Complexity theory assures us that when a few entities interact each with a specified behavior, even when that behavior is very simple, sometimes the result is chaos but at other times unpredictable structures of amazing complexity emerge.

On the canvas we can take the colored points or pixels as representing the programmed entities, each one of which is given a set of "genes" (or program) that will determine when it changes color and even when it modifies its own program. These genes will tell us which nearby points that entity can affect and which points it can be affected by.  So, we can think of the picture as evolving from generation to generations as pixels interact and negotiate or merge to leave the resulting different colors in their place.   On many of what he calls "color experiments", the starting condition is pure chaos. The rules for each pixel are randomly assigned. With some pictures even the initial colors are chosen randomly. For others a simple pattern of color is the starting pattern often becoming more chaotic as the genes unintentionally work together to find a new balance.

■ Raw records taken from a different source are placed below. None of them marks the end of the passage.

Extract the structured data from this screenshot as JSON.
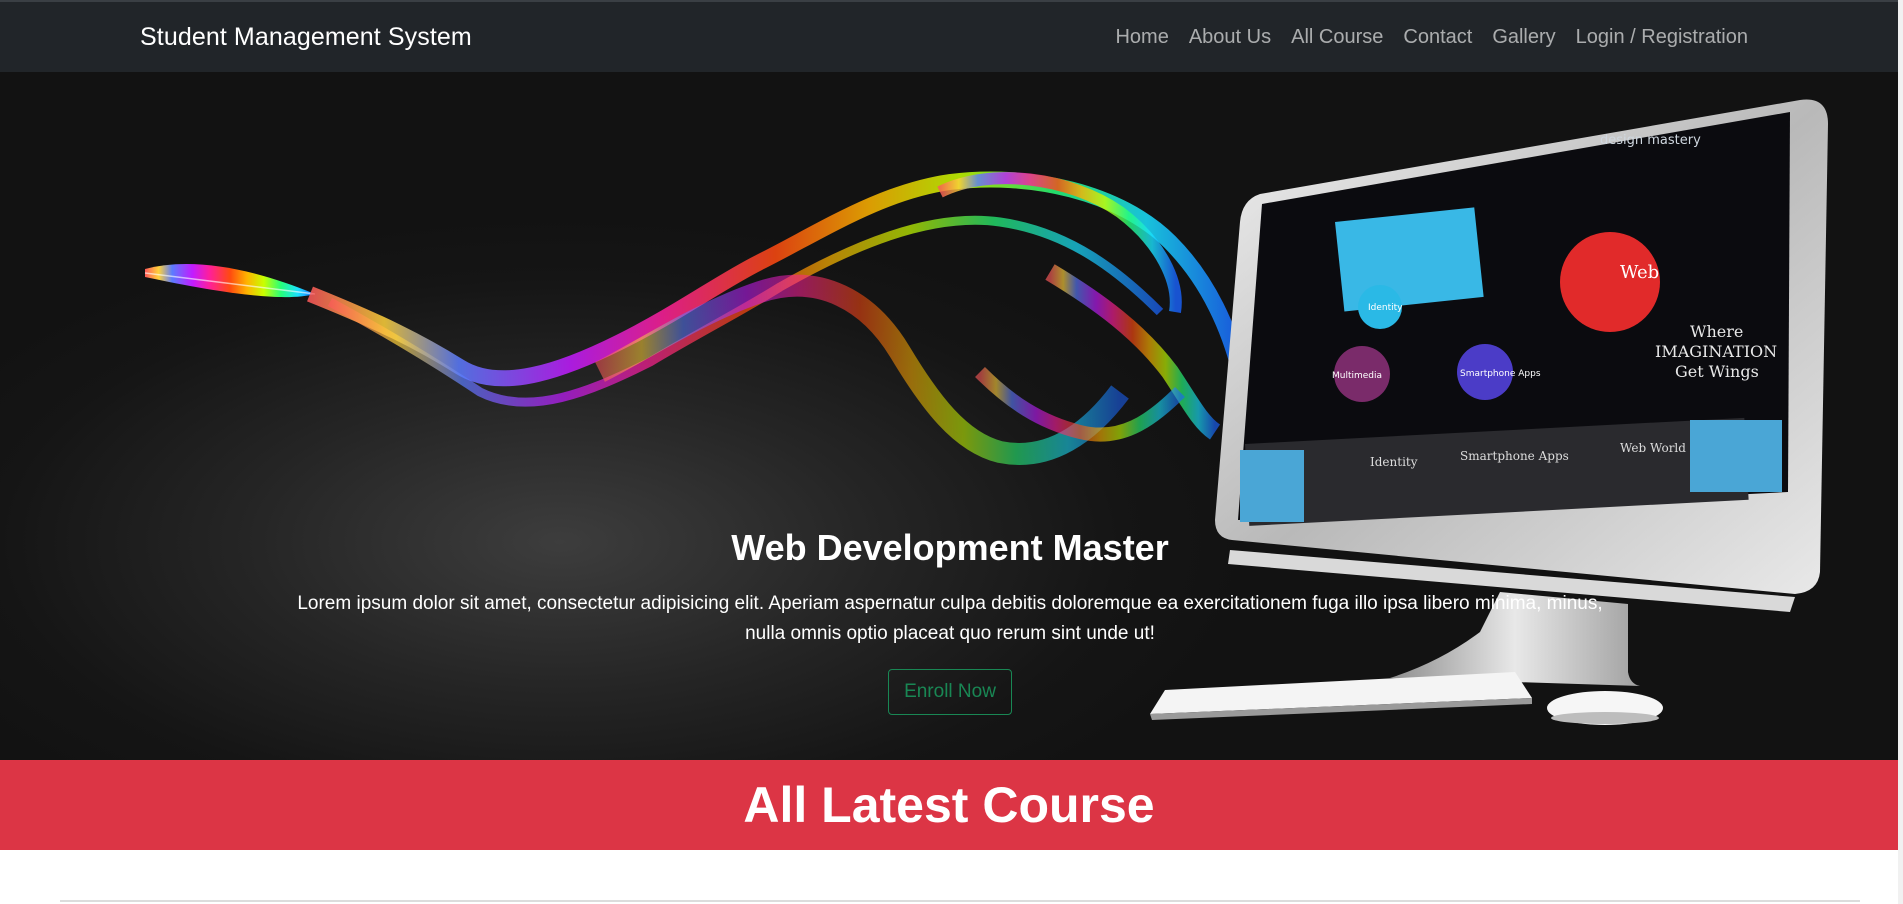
{
  "navbar": {
    "brand": "Student Management System",
    "links": [
      "Home",
      "About Us",
      "All Course",
      "Contact",
      "Gallery",
      "Login / Registration"
    ]
  },
  "hero": {
    "title": "Web Development Master",
    "text": "Lorem ipsum dolor sit amet, consectetur adipisicing elit. Aperiam aspernatur culpa debitis doloremque ea exercitationem fuga illo ipsa libero minima, minus, nulla omnis optio placeat quo rerum sint unde ut!",
    "button": "Enroll Now",
    "screen_text": {
      "brand": "design mastery",
      "tagline_1": "Where",
      "tagline_2": "IMAGINATION",
      "tagline_3": "Get Wings",
      "bubble_web": "Web",
      "bubble_multimedia": "Multimedia",
      "bubble_apps": "Smartphone Apps",
      "bubble_identity": "Identity",
      "panel_1": "Identity",
      "panel_2": "Smartphone Apps",
      "panel_3": "Web World"
    }
  },
  "section": {
    "title": "All Latest Course"
  },
  "colors": {
    "navbar_bg": "#212529",
    "banner_bg": "#dc3545",
    "button_outline": "#198754"
  }
}
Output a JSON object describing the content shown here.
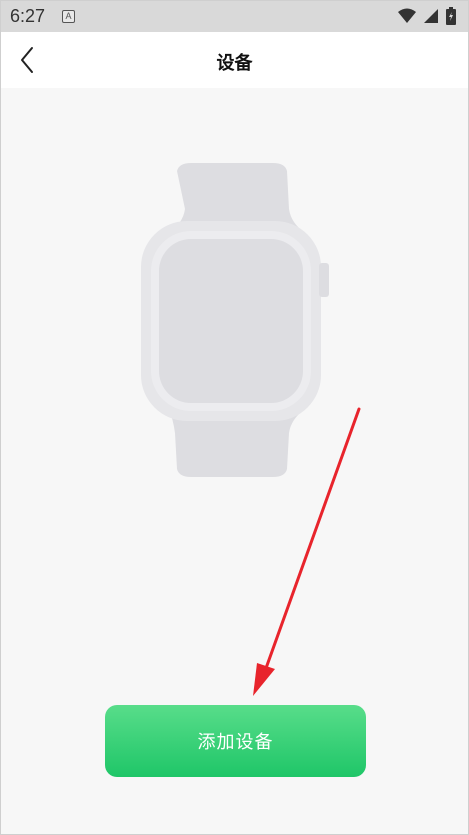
{
  "status_bar": {
    "time": "6:27",
    "notification_glyph": "A",
    "icons": [
      "wifi-icon",
      "signal-icon",
      "battery-icon"
    ]
  },
  "header": {
    "title": "设备",
    "back_icon": "chevron-left-icon"
  },
  "main": {
    "illustration": "smartwatch-icon",
    "add_device_label": "添加设备"
  },
  "colors": {
    "button_gradient_top": "#58dd8a",
    "button_gradient_bottom": "#1fc668",
    "arrow": "#e8242c",
    "watch_body": "#dddde1"
  }
}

This is the process. There are generations of matings, sometimes ten or 20 thousand. Sometimes there is even a random mutation of color or gene, to provide a real world effect. As a result from time to time the canvas evokes a "wow" experience. That's when he takes a snapshot, preserving the moment when something especially beautiful or amazing happened. But evolution continues, and it could go on indefinitely or it could stabilize as a fixed and final image, maybe itself worthy of capture.

And it continues, but there is much to discover. He too evolves, by learning. When something exciting happens he tries to see the relationship between the nature of the genetic rules and the resulting images. By combining these rules with others of interest or by altering a gene, a new experiment begins.